Si Henri Konan Bédié n'a pratiquement pas eu de concurrent, il a eu en revanche le soutien de l'ancien parti unique PDCI, de sa puissante machine électorale, relayée par l'appareil d'État lui-même. C'est qu'Henri Konan Bédié était déjà dans la place. Il s'est installé dans le fauteuil présidentiel dès le lendemain de la mort d'Houphouët-Boigny. Cela avait été, à l'époque, le 7 décembre 1993, une succession-éclair. A peine Houphouët-Boigny était-il mort qu'Henri Konan Bédié, brandissant un article récent de la constitution et, surtout, bénéficiant du soutien de l'armée et de celui de la France, profitait de sa qualité de président de l'Assemblée nationale pour s'asseoir dans le fauteuil présidentiel qui n'est resté vacant que quelques heures.

La guerre de succession

Dans le choix de l'homme comme dans la rapidité de l'exécution, la France a joué un rôle important. Il faut dire qu'elle a non seulement des intérêts considérables en Côte d'Ivoire mais aussi les moyens de les protéger. Malgré une politique d'ivoirisation des cadres entreprise au temps encore d'Houphouët-Boigny, les organes dirigeants de l'État sont truffés de conseillers français, et un régiment de l'armée française stationne dans des casernes situées à quelques kilomètres seulement du coeur d'Abidjan et en position de contrôler l'aéroport.

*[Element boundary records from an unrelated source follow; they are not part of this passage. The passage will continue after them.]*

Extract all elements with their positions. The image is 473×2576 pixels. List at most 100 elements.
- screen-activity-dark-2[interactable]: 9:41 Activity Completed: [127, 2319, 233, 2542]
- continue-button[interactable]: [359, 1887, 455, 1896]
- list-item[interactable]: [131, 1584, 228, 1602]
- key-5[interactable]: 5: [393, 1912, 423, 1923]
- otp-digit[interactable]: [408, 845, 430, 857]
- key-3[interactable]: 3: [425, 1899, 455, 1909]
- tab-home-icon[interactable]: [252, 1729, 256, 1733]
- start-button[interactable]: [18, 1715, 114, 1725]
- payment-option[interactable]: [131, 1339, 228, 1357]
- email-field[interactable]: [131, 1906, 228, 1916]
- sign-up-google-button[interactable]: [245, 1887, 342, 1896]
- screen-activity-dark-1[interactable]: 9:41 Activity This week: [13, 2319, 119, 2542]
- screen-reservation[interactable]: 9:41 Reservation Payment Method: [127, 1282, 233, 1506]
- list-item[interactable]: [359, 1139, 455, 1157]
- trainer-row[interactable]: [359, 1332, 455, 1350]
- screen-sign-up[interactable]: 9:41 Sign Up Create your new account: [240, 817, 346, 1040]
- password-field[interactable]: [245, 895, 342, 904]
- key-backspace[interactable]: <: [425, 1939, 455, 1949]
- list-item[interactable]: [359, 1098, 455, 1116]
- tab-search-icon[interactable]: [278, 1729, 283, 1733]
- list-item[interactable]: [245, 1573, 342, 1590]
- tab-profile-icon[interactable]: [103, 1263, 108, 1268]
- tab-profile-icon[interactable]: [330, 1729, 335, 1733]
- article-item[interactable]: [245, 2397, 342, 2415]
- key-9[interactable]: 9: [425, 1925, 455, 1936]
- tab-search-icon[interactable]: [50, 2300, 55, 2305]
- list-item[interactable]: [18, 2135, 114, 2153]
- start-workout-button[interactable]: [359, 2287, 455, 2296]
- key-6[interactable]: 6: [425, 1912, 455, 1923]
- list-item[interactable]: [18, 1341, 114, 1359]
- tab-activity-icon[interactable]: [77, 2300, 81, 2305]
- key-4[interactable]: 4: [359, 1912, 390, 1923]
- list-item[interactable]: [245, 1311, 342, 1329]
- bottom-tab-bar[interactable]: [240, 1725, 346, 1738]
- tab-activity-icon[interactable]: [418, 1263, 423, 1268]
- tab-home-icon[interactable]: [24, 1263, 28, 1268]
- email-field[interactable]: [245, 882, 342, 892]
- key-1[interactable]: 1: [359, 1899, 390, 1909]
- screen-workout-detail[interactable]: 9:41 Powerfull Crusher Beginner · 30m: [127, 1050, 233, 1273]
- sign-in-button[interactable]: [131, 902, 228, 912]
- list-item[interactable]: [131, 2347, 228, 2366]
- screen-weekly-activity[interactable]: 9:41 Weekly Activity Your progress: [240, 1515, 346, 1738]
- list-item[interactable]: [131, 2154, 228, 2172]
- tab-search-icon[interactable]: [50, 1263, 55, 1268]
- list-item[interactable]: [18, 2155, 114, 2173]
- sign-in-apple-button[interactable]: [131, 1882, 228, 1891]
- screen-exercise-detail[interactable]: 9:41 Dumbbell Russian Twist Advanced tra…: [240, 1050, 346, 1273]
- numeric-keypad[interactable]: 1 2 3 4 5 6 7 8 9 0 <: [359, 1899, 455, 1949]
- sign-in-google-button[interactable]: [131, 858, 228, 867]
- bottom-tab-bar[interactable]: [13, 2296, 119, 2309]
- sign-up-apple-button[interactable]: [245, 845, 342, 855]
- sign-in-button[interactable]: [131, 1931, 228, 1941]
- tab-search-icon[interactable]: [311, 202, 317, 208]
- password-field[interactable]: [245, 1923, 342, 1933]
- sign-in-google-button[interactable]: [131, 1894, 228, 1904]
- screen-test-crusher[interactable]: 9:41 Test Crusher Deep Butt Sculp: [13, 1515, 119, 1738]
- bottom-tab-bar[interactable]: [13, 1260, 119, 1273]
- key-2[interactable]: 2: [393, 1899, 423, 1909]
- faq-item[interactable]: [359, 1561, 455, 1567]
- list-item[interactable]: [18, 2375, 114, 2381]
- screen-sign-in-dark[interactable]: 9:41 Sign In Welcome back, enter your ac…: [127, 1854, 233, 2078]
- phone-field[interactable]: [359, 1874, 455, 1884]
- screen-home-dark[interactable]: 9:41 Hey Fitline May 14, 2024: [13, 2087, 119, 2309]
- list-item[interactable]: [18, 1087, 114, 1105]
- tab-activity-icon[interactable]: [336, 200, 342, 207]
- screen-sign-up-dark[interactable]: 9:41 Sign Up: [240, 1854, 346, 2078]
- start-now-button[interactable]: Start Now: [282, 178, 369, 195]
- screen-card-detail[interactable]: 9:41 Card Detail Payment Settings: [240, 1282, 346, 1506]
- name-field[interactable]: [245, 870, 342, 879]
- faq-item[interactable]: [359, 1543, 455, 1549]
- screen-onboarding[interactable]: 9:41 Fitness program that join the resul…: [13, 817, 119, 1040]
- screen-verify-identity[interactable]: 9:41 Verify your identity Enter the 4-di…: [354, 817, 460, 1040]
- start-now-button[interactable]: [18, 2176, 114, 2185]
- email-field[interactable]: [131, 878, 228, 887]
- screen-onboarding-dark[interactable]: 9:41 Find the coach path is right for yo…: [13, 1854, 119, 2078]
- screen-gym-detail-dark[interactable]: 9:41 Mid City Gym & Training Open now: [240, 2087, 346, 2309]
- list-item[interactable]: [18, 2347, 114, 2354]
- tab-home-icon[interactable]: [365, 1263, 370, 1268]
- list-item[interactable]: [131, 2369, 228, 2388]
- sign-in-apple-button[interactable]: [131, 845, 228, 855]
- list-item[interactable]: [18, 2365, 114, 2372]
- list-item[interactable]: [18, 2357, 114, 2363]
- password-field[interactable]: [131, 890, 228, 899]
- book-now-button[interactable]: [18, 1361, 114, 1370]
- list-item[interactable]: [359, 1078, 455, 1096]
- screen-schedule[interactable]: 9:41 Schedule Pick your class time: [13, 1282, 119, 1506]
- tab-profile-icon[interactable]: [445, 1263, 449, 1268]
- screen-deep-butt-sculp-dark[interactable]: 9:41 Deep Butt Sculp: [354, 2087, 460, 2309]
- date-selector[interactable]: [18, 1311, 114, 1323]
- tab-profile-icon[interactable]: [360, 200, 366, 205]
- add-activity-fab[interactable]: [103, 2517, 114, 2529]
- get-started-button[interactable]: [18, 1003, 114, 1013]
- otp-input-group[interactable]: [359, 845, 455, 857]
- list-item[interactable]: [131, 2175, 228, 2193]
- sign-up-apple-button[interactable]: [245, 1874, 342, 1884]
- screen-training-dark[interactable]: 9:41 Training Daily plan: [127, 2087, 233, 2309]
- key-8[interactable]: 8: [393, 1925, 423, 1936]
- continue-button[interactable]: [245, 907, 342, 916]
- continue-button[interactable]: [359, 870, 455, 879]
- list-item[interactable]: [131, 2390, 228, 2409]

Cette rapidité à reconnaître Henri Konan Bédié comme successeur d'Houphouët-Boigny avait surpris à l'époque, mais elle avait ses raisons d'être. La France avait en premier lieu la préoccupation d'éviter que la guerre de succession ait le temps de s'emballer. Cette guerre de succession était ouverte depuis longtemps d'autant plus que le vieux dictateur talonnait tout de même les 90 ans. Elle était compliquée par le fait que ses acteurs changeaient car Houphouët-Boigny ne tenait pas à avoir un successeur clairement désigné, susceptible de devenir un rival et de l'éconduire, gentiment ou non, du fauteuil présidentiel vers un hospice. D'autres "leaders charismatiques", voire d'autres "Pères de la nation" - titre donné à Houphouët-Boigny par ses courtisans - ont connu cette fin peu charitable, notamment le Tunisien Bourguiba. La sage méfiance d'Houphouët-Boigny avait, en tout cas, eu raison de ceux qui, comme Philippe Yacé par exemple, s'étaient montrés trop empressés en tant que dauphins, et au mauvais moment.

C'est sans doute cette sage méfiance qui avait conduit Houphouët-Boigny, lorsqu'il se décida - sur le tard, mais multipartisme oblige ! - à créer un poste de Premier ministre, à le confier à un haut fonctionnaire international qui ne faisait pas vraiment partie du sérail dirigeant du PDCI, Alassane Dramane Ouattara précisément. Mais, évidemment, l'occasion créant le larron, après quelque trois ans de bons et loyaux services auprès d'Houphouët-Boigny, Alassane Dramane Ouattara se considérait comme l'héritier légitime.

Mais à la mort d'Houphouët, Ouattara n'eut pas vraiment le temps de donner suite à son ambition présidentielle que Bédié était déjà installé dans le fauteuil, à titre temporaire en tout cas, jusqu'à la fin du mandat présidentiel en cours.

La guerre de succession fut évitée sur le moment, ce qui eut un deuxième avantage du point de vue de la France. Henri Konan Bédié était en effet quelqu'un du sérail d'Houphouët-Boigny, avec une longue carrière politique derrière lui. Ce qui, pour ce qui est de la Côte d'Ivoire, signifie aussi une multitude de liens avec le lobby français d'Abidjan et de Paris. Si Henri Konan Bédié avait la réputation d'un politicien terne, avec le profil bas qui était, sous Houphouët-Boigny, la meilleure garantie d'une longue carrière, il était en revanche connu comme un des affairistes les plus troubles de la place d'Abidjan, qui en compte pourtant une belle brochette.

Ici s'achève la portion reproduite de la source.